Yet there are real reasons to think that things will not revert to the way they were last week. Small disruptions create small societal shifts; big ones change things for good. The O.J. Simpson trial helped tank the popularity of daytime soap operas. The New York transit strike of 1980 is credited with prompting several long-term changes in the city, including bus and bike lanes, dollar vans, and women wearing sneakers to work. The 1918 flu pandemic prompted the development of national health care in Europe.
Here and now, this might not even be a question of preference. It’s not clear that South by Southwest, for example, will be around next year. Or that the cruise industry will survive—Princess and Viking have now suspended all of their operations, with more lines sure to follow. Or that public transit won’t go broke without federal assistance. The infrastructure might not even be in place to do what we were doing in 2019.

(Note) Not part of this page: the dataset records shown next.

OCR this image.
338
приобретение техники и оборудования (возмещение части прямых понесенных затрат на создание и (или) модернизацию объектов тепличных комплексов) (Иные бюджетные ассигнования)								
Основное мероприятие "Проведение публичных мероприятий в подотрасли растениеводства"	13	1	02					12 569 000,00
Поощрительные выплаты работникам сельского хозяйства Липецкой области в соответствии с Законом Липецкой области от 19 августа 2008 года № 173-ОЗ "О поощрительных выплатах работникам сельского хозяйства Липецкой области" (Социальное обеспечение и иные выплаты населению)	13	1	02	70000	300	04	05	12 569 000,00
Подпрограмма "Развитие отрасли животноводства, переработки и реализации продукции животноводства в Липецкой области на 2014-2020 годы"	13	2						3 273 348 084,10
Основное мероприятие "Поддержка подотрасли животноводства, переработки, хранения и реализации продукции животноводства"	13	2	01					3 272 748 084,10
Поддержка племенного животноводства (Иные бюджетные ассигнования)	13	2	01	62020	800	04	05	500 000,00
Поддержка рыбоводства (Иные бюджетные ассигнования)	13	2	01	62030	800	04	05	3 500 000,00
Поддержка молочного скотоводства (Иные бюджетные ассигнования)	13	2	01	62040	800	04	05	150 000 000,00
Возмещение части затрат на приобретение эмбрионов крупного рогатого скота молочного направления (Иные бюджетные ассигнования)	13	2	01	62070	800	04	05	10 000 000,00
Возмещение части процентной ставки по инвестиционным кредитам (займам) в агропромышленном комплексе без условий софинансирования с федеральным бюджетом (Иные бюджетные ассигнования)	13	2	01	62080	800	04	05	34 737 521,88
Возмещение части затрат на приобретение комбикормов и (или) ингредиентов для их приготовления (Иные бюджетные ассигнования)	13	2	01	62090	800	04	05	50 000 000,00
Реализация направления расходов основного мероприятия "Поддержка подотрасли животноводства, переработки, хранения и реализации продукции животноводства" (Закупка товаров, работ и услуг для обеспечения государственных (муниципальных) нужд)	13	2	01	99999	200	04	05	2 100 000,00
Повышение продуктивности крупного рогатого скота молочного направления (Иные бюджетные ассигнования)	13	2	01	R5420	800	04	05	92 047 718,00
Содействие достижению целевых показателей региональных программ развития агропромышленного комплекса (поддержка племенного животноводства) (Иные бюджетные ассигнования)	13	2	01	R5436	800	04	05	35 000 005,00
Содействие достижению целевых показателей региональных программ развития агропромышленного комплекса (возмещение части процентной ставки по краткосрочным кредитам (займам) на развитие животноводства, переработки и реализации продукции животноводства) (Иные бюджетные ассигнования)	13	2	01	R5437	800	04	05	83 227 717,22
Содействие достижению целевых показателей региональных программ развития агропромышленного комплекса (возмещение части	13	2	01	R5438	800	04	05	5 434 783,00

But even with federal aid to hard-hit industries and employees, institutions might find they like parts of the new, more remote status quo—especially those that build on earlier trends. Political campaigns may decide they need fewer events and fewer live audiences, while businesses may double down on smaller workplaces and more remote workers. Paid sick leave might become a national right—Democrats are already pushing for that this week. Companies might emerge with a revised, stricter sense of what kind of travel is really essential to business. Perhaps we’ll build more resilient, local supply chains. “That is not only going to change the entire structure of things within China, but also the global fabric connecting China to the rest of the world,” a Chinese economic analyst told the Washington Post, arguing the disruption would push foreign companies to “decouple” from China.